To Robert Grimshaw the bright spot in this tenebrous affair was the inflexible tranquillity of Pauline Leicester. Looking back upon it afterwards he seemed to see her upon the background of his own terrible pain—to see her as a golden and vibrating spot of light. She spoke about the weather, about some improvements that were being made in the village of Icking, about the forthcoming General Election, about her clothes. She went everywhere that she could go without her husband. She went to “at homes,” to private views, she was “at home.” She had Dudley himself in her drawing-room where in the farther comers young Mr. Held and Ellida Langham held animated conversations so close to his passive form that it might appear that, monosyllabic as he always was, he was at least attentive to the conversation. She drove regularly in the Park with Dudley beside her, and most often with Robert Grimshaw sitting opposite them; but she never mentioned her husband’s condition to Grimshaw, and her face wore always its little, tender smile. He was aware that in her there was a certain determination, almost a fierceness. It wasn’t that in her deep black her face was more pallid, or that her features hardened. It wasn’t that she chattered less. Her little tongue was going perpetually, with its infantile gaiety, if her eyes were for ever on the watch.

There was, moreover, a feeling of a General Election in the air—of that General Election in which Dudley, as a foregone conclusion, was to replace the member sitting for his division of the county; and one afternoon Robert Grimshaw came in to one of Pauline’s “at homes.” The little encampment round Dudley Leicester had its place usually in the small, back drawing-room which Dudley’s great chair and Ellida’s enormous hat and Mr.

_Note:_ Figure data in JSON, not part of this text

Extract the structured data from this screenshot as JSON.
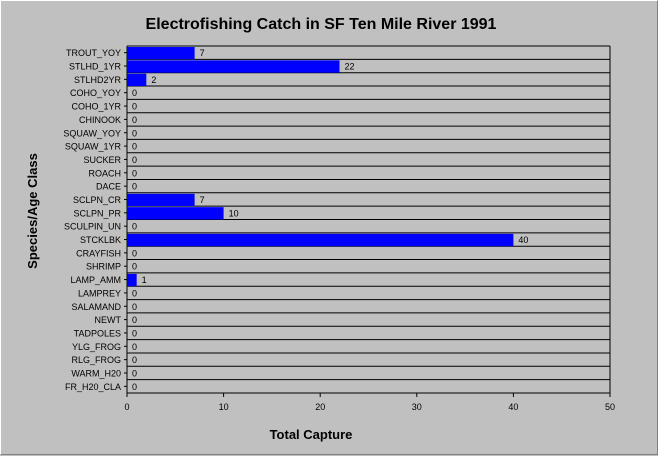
{
  "chart_data": {
    "type": "bar",
    "orientation": "horizontal",
    "title": "Electrofishing Catch in SF Ten Mile River 1991",
    "xlabel": "Total Capture",
    "ylabel": "Species/Age Class",
    "xlim": [
      0,
      50
    ],
    "xticks": [
      0,
      10,
      20,
      30,
      40,
      50
    ],
    "grid": "horizontal",
    "categories": [
      "TROUT_YOY",
      "STLHD_1YR",
      "STLHD2YR",
      "COHO_YOY",
      "COHO_1YR",
      "CHINOOK",
      "SQUAW_YOY",
      "SQUAW_1YR",
      "SUCKER",
      "ROACH",
      "DACE",
      "SCLPN_CR",
      "SCLPN_PR",
      "SCULPIN_UN",
      "STCKLBK",
      "CRAYFISH",
      "SHRIMP",
      "LAMP_AMM",
      "LAMPREY",
      "SALAMAND",
      "NEWT",
      "TADPOLES",
      "YLG_FROG",
      "RLG_FROG",
      "WARM_H20",
      "FR_H20_CLA"
    ],
    "values": [
      7,
      22,
      2,
      0,
      0,
      0,
      0,
      0,
      0,
      0,
      0,
      7,
      10,
      0,
      40,
      0,
      0,
      1,
      0,
      0,
      0,
      0,
      0,
      0,
      0,
      0
    ],
    "bar_color": "#0000ff",
    "background": "#c0c0c0"
  }
}
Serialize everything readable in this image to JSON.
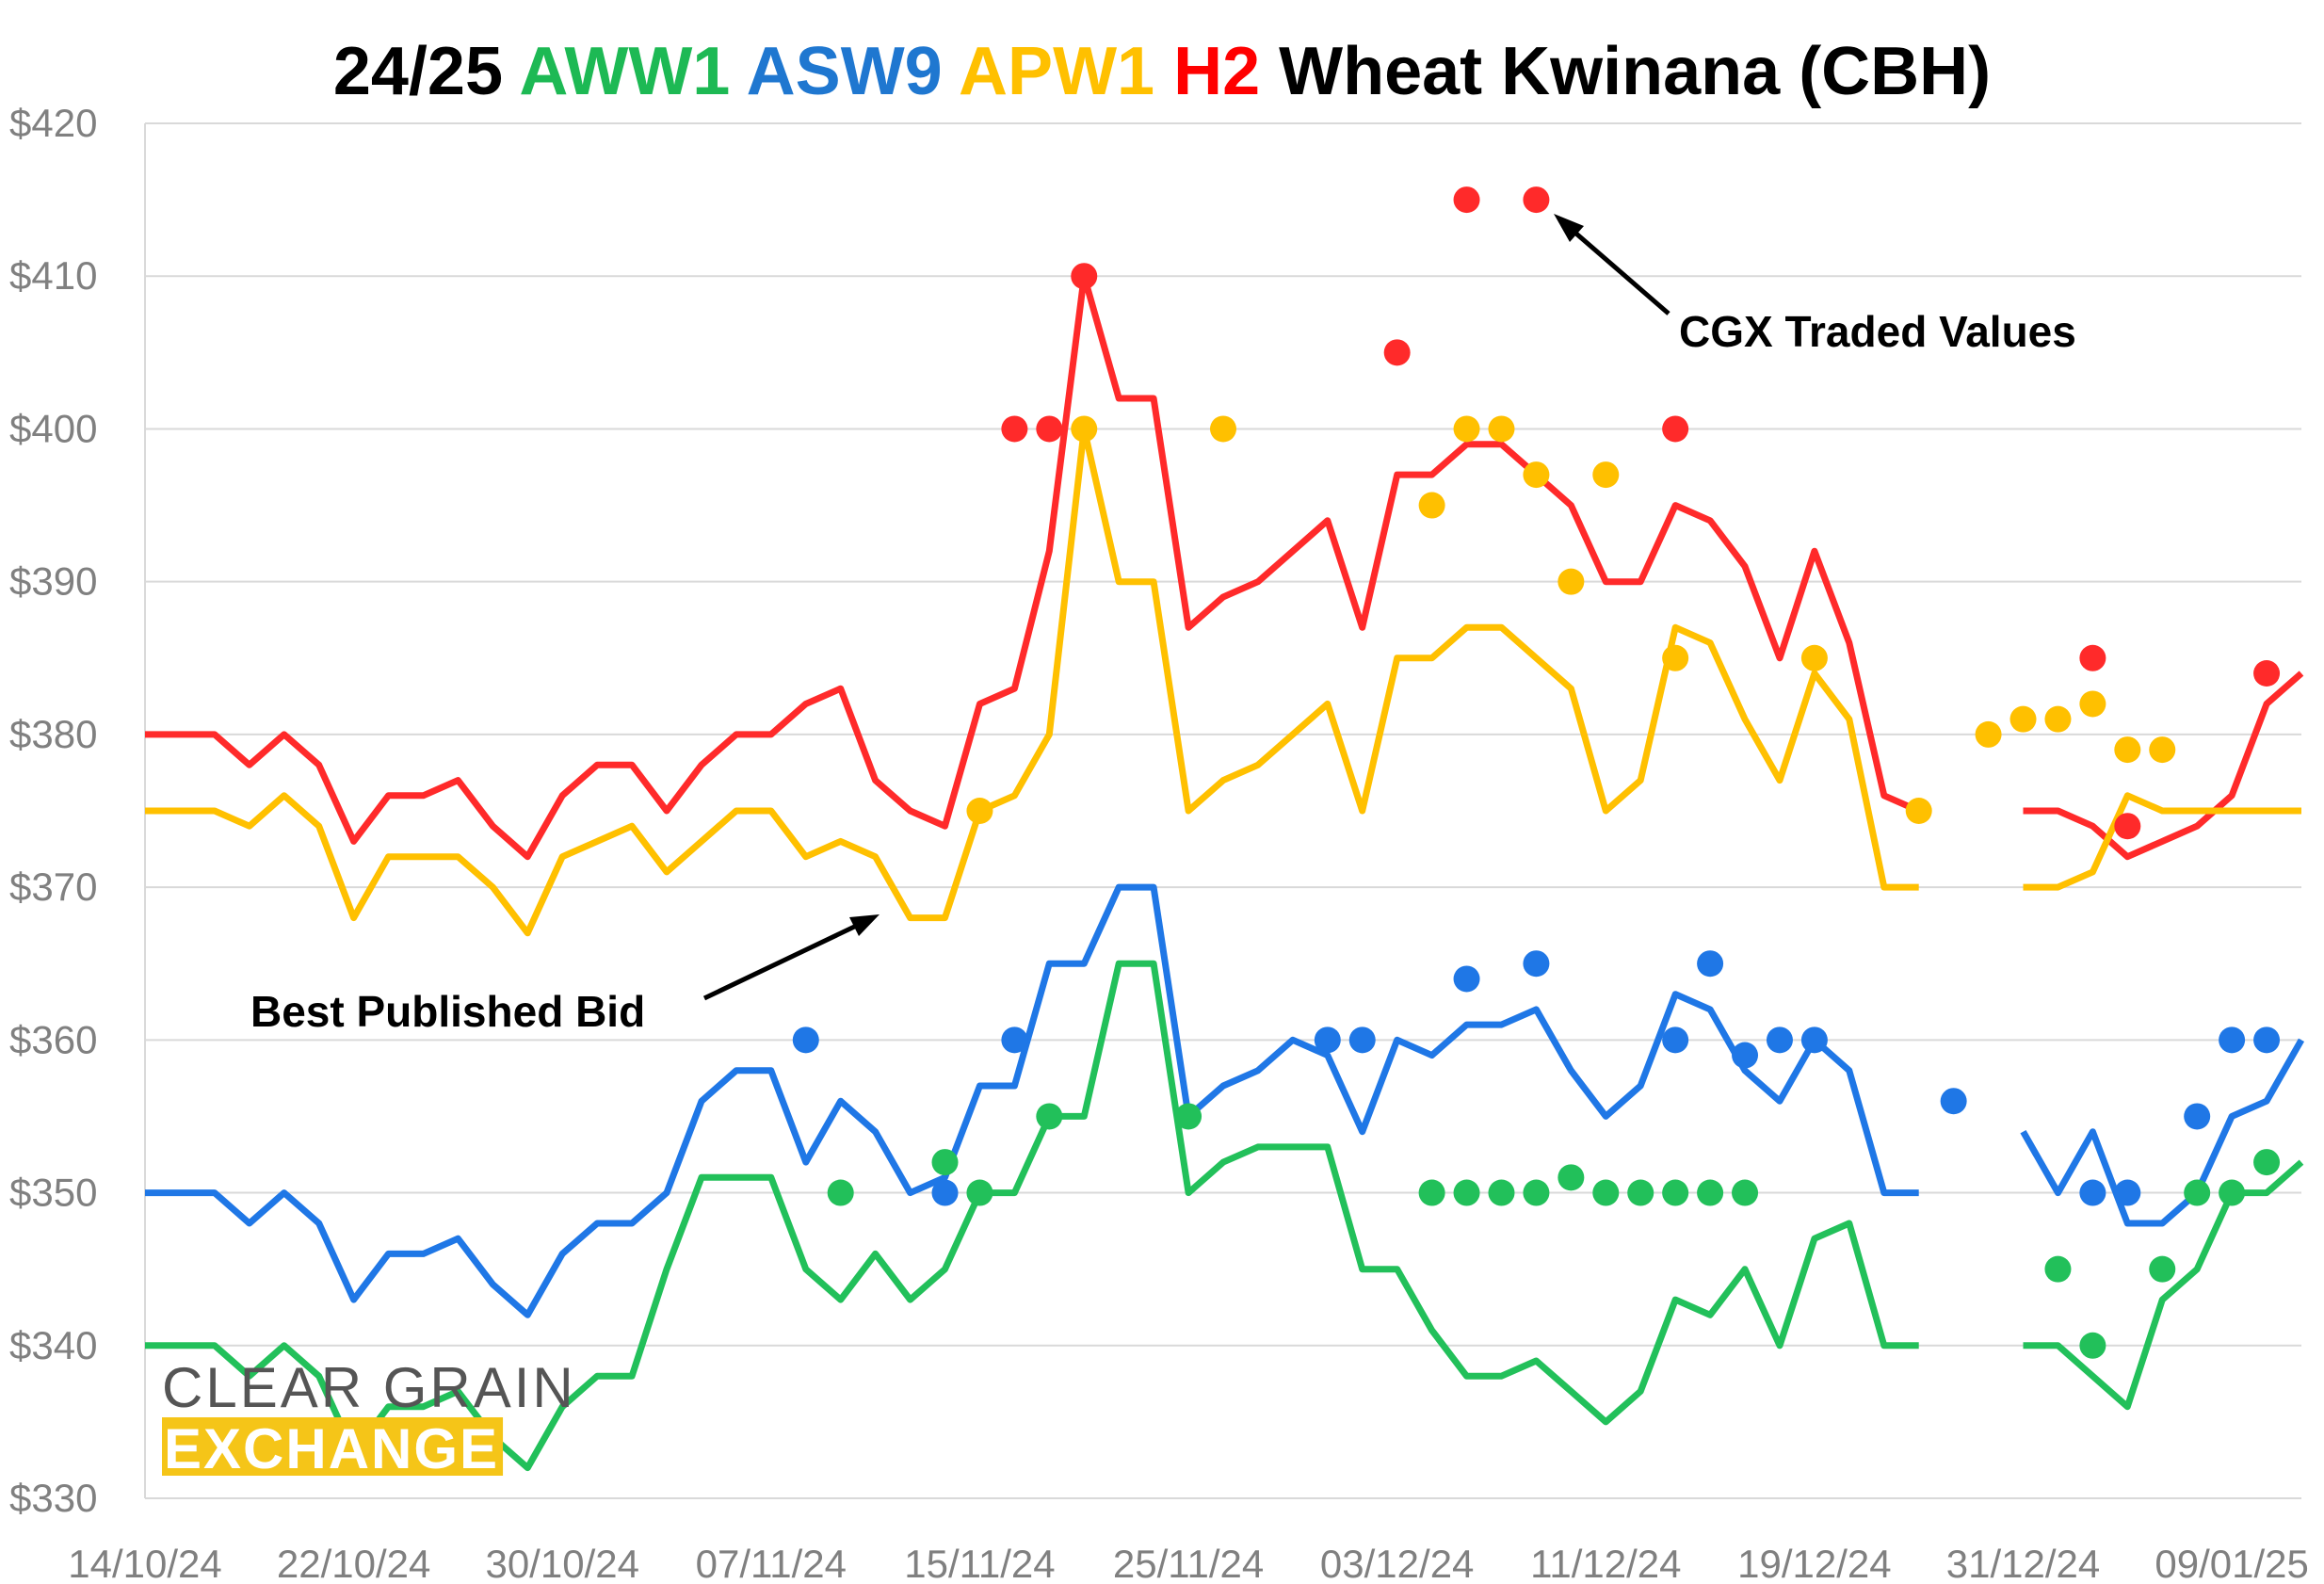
{
  "chart_data": {
    "type": "line",
    "title": {
      "segments": [
        {
          "text": "24/25 ",
          "color": "#000000"
        },
        {
          "text": "AWW1",
          "color": "#1db954"
        },
        {
          "text": " ",
          "color": "#000000"
        },
        {
          "text": "ASW9",
          "color": "#1f77d0"
        },
        {
          "text": " ",
          "color": "#000000"
        },
        {
          "text": "APW1",
          "color": "#ffc000"
        },
        {
          "text": " ",
          "color": "#000000"
        },
        {
          "text": "H2",
          "color": "#ff0000"
        },
        {
          "text": " Wheat Kwinana (CBH)",
          "color": "#000000"
        }
      ]
    },
    "y_axis": {
      "ylim": [
        330,
        420
      ],
      "ticks": [
        330,
        340,
        350,
        360,
        370,
        380,
        390,
        400,
        410,
        420
      ],
      "tick_labels": [
        "$330",
        "$340",
        "$350",
        "$360",
        "$370",
        "$380",
        "$390",
        "$400",
        "$410",
        "$420"
      ]
    },
    "x_axis": {
      "range": [
        0,
        62
      ],
      "tick_positions": [
        0,
        6,
        12,
        18,
        24,
        30,
        36,
        42,
        48,
        54,
        60
      ],
      "tick_labels": [
        "14/10/24",
        "22/10/24",
        "30/10/24",
        "07/11/24",
        "15/11/24",
        "25/11/24",
        "03/12/24",
        "11/12/24",
        "19/12/24",
        "31/12/24",
        "09/01/25"
      ]
    },
    "grid": true,
    "series": [
      {
        "name": "H2",
        "color": "#ff2a2a",
        "best_bid": [
          380,
          380,
          380,
          378,
          380,
          378,
          373,
          376,
          376,
          377,
          374,
          372,
          376,
          378,
          378,
          375,
          378,
          380,
          380,
          382,
          383,
          377,
          375,
          374,
          382,
          383,
          392,
          410,
          402,
          402,
          387,
          389,
          390,
          392,
          394,
          387,
          397,
          397,
          399,
          399,
          397,
          395,
          390,
          390,
          395,
          394,
          391,
          385,
          392,
          386,
          376,
          375,
          null,
          null,
          375,
          375,
          374,
          372,
          373,
          374,
          376,
          382,
          384
        ],
        "traded": [
          [
            25,
            400
          ],
          [
            26,
            400
          ],
          [
            27,
            410
          ],
          [
            36,
            405
          ],
          [
            38,
            415
          ],
          [
            40,
            415
          ],
          [
            44,
            400
          ],
          [
            56,
            385
          ],
          [
            57,
            374
          ],
          [
            61,
            384
          ]
        ]
      },
      {
        "name": "APW1",
        "color": "#ffc000",
        "best_bid": [
          375,
          375,
          375,
          374,
          376,
          374,
          368,
          372,
          372,
          372,
          370,
          367,
          372,
          373,
          374,
          371,
          373,
          375,
          375,
          372,
          373,
          372,
          368,
          368,
          375,
          376,
          380,
          400,
          390,
          390,
          375,
          377,
          378,
          380,
          382,
          375,
          385,
          385,
          387,
          387,
          385,
          383,
          375,
          377,
          387,
          386,
          381,
          377,
          384,
          381,
          370,
          370,
          null,
          null,
          370,
          370,
          371,
          376,
          375,
          375,
          375,
          375,
          375
        ],
        "traded": [
          [
            24,
            375
          ],
          [
            27,
            400
          ],
          [
            31,
            400
          ],
          [
            37,
            395
          ],
          [
            38,
            400
          ],
          [
            39,
            400
          ],
          [
            40,
            397
          ],
          [
            41,
            390
          ],
          [
            42,
            397
          ],
          [
            44,
            385
          ],
          [
            48,
            385
          ],
          [
            51,
            375
          ],
          [
            53,
            380
          ],
          [
            54,
            381
          ],
          [
            55,
            381
          ],
          [
            56,
            382
          ],
          [
            57,
            379
          ],
          [
            58,
            379
          ]
        ]
      },
      {
        "name": "ASW9",
        "color": "#1f77e6",
        "best_bid": [
          350,
          350,
          350,
          348,
          350,
          348,
          343,
          346,
          346,
          347,
          344,
          342,
          346,
          348,
          348,
          350,
          356,
          358,
          358,
          352,
          356,
          354,
          350,
          351,
          357,
          357,
          365,
          365,
          370,
          370,
          355,
          357,
          358,
          360,
          359,
          354,
          360,
          359,
          361,
          361,
          362,
          358,
          355,
          357,
          363,
          362,
          358,
          356,
          360,
          358,
          350,
          350,
          null,
          null,
          354,
          350,
          354,
          348,
          348,
          350,
          355,
          356,
          360
        ],
        "traded": [
          [
            19,
            360
          ],
          [
            23,
            350
          ],
          [
            25,
            360
          ],
          [
            34,
            360
          ],
          [
            35,
            360
          ],
          [
            38,
            364
          ],
          [
            40,
            365
          ],
          [
            44,
            360
          ],
          [
            45,
            365
          ],
          [
            46,
            359
          ],
          [
            47,
            360
          ],
          [
            48,
            360
          ],
          [
            52,
            356
          ],
          [
            56,
            350
          ],
          [
            57,
            350
          ],
          [
            59,
            355
          ],
          [
            60,
            360
          ],
          [
            61,
            360
          ]
        ]
      },
      {
        "name": "AWW1",
        "color": "#22c05a",
        "best_bid": [
          340,
          340,
          340,
          338,
          340,
          338,
          333,
          336,
          336,
          337,
          334,
          332,
          336,
          338,
          338,
          345,
          351,
          351,
          351,
          345,
          343,
          346,
          343,
          345,
          350,
          350,
          355,
          355,
          365,
          365,
          350,
          352,
          353,
          353,
          353,
          345,
          345,
          341,
          338,
          338,
          339,
          337,
          335,
          337,
          343,
          342,
          345,
          340,
          347,
          348,
          340,
          340,
          null,
          null,
          340,
          340,
          338,
          336,
          343,
          345,
          350,
          350,
          352
        ],
        "traded": [
          [
            20,
            350
          ],
          [
            23,
            352
          ],
          [
            24,
            350
          ],
          [
            26,
            355
          ],
          [
            30,
            355
          ],
          [
            37,
            350
          ],
          [
            38,
            350
          ],
          [
            39,
            350
          ],
          [
            40,
            350
          ],
          [
            41,
            351
          ],
          [
            42,
            350
          ],
          [
            43,
            350
          ],
          [
            44,
            350
          ],
          [
            45,
            350
          ],
          [
            46,
            350
          ],
          [
            55,
            345
          ],
          [
            56,
            340
          ],
          [
            58,
            345
          ],
          [
            59,
            350
          ],
          [
            60,
            350
          ],
          [
            61,
            352
          ]
        ]
      }
    ],
    "annotations": [
      {
        "text": "CGX Traded Values"
      },
      {
        "text": "Best Published Bid"
      }
    ]
  },
  "logo": {
    "line1": "CLEAR GRAIN",
    "line2": "EXCHANGE",
    "band_color": "#f5c518"
  }
}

Held’s slim figure almost contrived to fill. Dudley sprawled back, his complexion perfectly clear, his eyes gazing abstractedly before him, perfectly normal, perfectly healthy, on show for anyone who chose to look at him; and Ellida and Mr. Held joined in an unceasing and animated discussion on Christian Science. Robert Grimshaw, having addressed a word or two to Madame de Bogota, and having nodded to Mr. Balestier, who sat for a Midland county, and having shaken hands with Mrs. Jimtort, the wife of a Recorder of a south-western city, was moving slowly up to close in the little group in the background. And suddenly, with an extraordinary running step, Dudley Leicester shot past him straight at the member for the Midland county. He had brought out the words: “Are you the man ...” when already shooting, as it were sideways, between the people, Mr. Held had very lightly touched his wrist.